Cherry trees on the Capitol Campus Photo: Micki McNaughton, DNR
Cherry trees on the Capitol Campus       Photo: Micki McNaughton, DNR

Trees that are damaged, stressed, unhealthy or in decline are far more susceptible to insect infestation and diseases for two reasons:

1) Physical injuries damage a tree’s protective bark tissue, providing easy access to the tree’s core for insects and pathogens; and,

2) Stressed, unhealthy or declining trees have fewer available resources to provide active defenses against insect and disease attacks.

Unhealthy trees are attractive to insects and pathogens for the same reasons that a sickly zebra is attractive prey for a predatory lion: sickly prey is weaker, easier to attack and less likely to fight back, skewing the odds in the predator’s favor.

Prescriptions for treating insect and disease problems often come in the form of pesticide applications.
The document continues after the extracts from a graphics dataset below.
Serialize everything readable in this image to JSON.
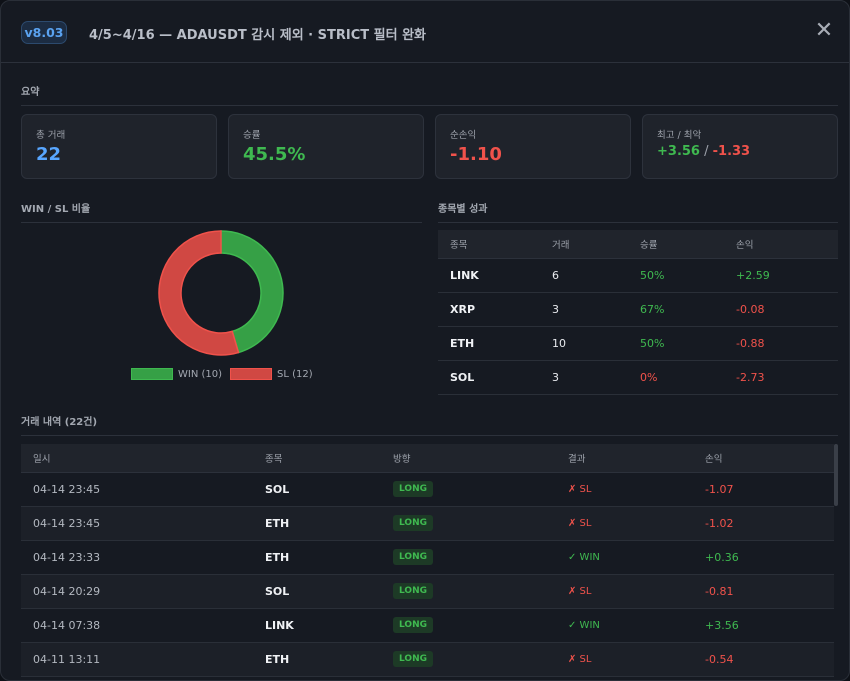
{
  "header": {
    "version": "v8.03",
    "title": "4/5~4/16 — ADAUSDT 감시 제외 · STRICT 필터 완화",
    "close_icon": "close-icon"
  },
  "summary": {
    "title": "요약",
    "cards": [
      {
        "label": "총 거래",
        "value": "22"
      },
      {
        "label": "승률",
        "value": "45.5%"
      },
      {
        "label": "순손익",
        "value": "-1.10"
      },
      {
        "label": "최고 / 최악",
        "best": "+3.56",
        "sep": " / ",
        "worst": "-1.33"
      }
    ]
  },
  "chart_data": {
    "type": "pie",
    "title": "WIN / SL 비율",
    "donut": true,
    "slices": [
      {
        "label": "WIN (10)",
        "value": 10,
        "color": "#36a046"
      },
      {
        "label": "SL (12)",
        "value": 12,
        "color": "#d04843"
      }
    ]
  },
  "by_symbol": {
    "title": "종목별 성과",
    "headers": [
      "종목",
      "거래",
      "승률",
      "손익"
    ],
    "rows": [
      [
        "LINK",
        "6",
        "50%",
        "+2.59"
      ],
      [
        "XRP",
        "3",
        "67%",
        "-0.08"
      ],
      [
        "ETH",
        "10",
        "50%",
        "-0.88"
      ],
      [
        "SOL",
        "3",
        "0%",
        "-2.73"
      ]
    ]
  },
  "trades": {
    "title": "거래 내역 (22건)",
    "headers": [
      "일시",
      "종목",
      "방향",
      "결과",
      "손익"
    ],
    "rows": [
      [
        "04-14 23:45",
        "SOL",
        "LONG",
        "✗ SL",
        "-1.07"
      ],
      [
        "04-14 23:45",
        "ETH",
        "LONG",
        "✗ SL",
        "-1.02"
      ],
      [
        "04-14 23:33",
        "ETH",
        "LONG",
        "✓ WIN",
        "+0.36"
      ],
      [
        "04-14 20:29",
        "SOL",
        "LONG",
        "✗ SL",
        "-0.81"
      ],
      [
        "04-14 07:38",
        "LINK",
        "LONG",
        "✓ WIN",
        "+3.56"
      ],
      [
        "04-11 13:11",
        "ETH",
        "LONG",
        "✗ SL",
        "-0.54"
      ]
    ]
  }
}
Pesticides can be powerful tools to address symptoms, but do little or nothing to mitigate underlying causes of a tree’s decline, and nor are they helpful in returning the tree to health.
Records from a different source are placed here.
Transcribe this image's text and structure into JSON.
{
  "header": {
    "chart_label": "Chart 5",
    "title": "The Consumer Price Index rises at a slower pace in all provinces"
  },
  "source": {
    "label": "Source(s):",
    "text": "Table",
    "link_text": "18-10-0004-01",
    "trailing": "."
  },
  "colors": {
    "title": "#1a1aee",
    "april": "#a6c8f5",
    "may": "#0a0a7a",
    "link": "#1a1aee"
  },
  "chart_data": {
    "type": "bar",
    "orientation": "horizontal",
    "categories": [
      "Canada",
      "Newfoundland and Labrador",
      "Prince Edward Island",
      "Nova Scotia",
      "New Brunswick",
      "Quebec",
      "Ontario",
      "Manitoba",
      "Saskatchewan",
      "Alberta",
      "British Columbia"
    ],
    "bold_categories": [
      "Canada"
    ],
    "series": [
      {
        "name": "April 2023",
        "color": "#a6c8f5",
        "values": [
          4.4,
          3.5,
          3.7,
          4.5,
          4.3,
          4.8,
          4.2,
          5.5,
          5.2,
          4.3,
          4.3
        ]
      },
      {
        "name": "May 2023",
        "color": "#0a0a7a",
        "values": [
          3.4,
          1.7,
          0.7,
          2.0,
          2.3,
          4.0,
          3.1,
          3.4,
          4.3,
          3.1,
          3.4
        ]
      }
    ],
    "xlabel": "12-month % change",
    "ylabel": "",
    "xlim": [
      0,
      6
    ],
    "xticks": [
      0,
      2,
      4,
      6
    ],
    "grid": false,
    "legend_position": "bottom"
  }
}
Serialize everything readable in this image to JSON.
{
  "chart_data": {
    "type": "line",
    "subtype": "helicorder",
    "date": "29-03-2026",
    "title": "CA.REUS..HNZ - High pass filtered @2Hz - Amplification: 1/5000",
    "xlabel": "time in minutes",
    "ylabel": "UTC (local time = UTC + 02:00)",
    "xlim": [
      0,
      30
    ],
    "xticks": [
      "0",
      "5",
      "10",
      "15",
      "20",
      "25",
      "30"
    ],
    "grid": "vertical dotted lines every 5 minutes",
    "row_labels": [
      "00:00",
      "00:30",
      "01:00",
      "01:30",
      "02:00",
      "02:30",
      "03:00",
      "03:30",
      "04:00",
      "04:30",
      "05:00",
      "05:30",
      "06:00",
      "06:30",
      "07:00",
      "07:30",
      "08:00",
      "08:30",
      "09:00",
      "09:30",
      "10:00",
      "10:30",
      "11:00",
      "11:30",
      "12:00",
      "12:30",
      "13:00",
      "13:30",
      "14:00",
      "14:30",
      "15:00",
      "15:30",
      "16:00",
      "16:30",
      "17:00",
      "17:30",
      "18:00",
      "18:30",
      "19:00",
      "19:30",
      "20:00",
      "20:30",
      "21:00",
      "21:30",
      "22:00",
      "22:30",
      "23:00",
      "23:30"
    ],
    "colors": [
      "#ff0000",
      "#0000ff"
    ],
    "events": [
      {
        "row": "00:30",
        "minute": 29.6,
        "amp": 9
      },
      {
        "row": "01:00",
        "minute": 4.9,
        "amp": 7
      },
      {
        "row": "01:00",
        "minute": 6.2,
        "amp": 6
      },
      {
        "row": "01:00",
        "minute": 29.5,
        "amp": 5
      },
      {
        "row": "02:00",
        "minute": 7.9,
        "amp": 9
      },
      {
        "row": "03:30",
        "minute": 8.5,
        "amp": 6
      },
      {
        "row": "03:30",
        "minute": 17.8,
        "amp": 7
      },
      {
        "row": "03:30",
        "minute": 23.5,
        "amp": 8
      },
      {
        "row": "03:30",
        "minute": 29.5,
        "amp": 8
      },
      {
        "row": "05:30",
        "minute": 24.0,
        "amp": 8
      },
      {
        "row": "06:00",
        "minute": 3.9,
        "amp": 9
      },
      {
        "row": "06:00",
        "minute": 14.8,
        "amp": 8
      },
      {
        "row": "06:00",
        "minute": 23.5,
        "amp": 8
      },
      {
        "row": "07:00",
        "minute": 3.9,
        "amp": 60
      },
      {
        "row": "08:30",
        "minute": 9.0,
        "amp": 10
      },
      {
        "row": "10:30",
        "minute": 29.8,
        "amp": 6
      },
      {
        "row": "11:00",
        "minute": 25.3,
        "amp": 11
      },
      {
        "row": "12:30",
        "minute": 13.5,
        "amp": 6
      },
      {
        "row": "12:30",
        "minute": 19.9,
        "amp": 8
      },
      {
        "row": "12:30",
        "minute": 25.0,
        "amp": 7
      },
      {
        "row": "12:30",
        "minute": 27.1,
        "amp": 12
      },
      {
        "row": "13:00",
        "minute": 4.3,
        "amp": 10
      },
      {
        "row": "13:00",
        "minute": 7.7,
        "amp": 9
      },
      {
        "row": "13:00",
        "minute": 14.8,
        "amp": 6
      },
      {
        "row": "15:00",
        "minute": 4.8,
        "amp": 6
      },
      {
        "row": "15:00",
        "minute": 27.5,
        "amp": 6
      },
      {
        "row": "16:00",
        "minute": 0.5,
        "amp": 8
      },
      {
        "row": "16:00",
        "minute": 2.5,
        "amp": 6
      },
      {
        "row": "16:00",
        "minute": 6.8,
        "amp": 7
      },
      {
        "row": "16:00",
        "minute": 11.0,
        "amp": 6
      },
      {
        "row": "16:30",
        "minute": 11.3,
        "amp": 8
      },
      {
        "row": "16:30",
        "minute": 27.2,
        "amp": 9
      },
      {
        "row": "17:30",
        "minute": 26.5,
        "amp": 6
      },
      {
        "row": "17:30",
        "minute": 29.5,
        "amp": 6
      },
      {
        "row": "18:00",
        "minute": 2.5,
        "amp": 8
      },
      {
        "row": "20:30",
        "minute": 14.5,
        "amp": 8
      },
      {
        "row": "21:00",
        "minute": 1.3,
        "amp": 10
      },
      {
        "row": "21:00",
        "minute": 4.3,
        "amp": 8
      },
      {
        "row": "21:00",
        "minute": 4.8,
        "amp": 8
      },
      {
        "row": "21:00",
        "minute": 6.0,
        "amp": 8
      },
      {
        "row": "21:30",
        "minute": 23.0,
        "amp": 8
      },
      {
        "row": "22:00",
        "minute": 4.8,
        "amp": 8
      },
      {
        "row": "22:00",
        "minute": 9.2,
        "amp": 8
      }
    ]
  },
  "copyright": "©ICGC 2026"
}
The best antidote to tree disease is similar to the advice given to us humans: proactive attention to stress reduction and good care. Here are a few recommendations to get you and your trees started down the road to good health:

  • Plant the right tree in the right place. Choose trees that are well-suited to local soils and other site conditions with adequate growing space above and below ground.
  • Plant the tree properly with the root flare at grade. Planting too deeply is one of the leading causes of long-term tree decline, and one of the easiest to avoid.
  • Provide supplemental water when needed. Dehydration is incredibly stressful but also preventable when trees, especially newly planted ones, are provided adequate water during hot summer months.
  • Mulch trees deeply. 2″- 4″ of organic mulch in a nice, wide ring around the base of your trees can do wonders to reduce plant stress by decreasing moisture loss from the soil and cooling the rooting zone of the tree. Physical damage from mowers and string trimmers may also be lessened by keeping grass and weeds away from the tree trunk.
  • Prune trees according to best practices. Good pruning practices not only reduce the risk of storm damage, but may also limit the spread of some pests and disease organisms.

Pause before breaking out the chemicals and look for opportunities to improve tree health instead; it’s cheaper and friendlier to the environment, and the positive effects are longer lasting. Healthy trees will reward your care by fending off nasty pests and diseases on their own, as well as looking more beautiful in the landscape.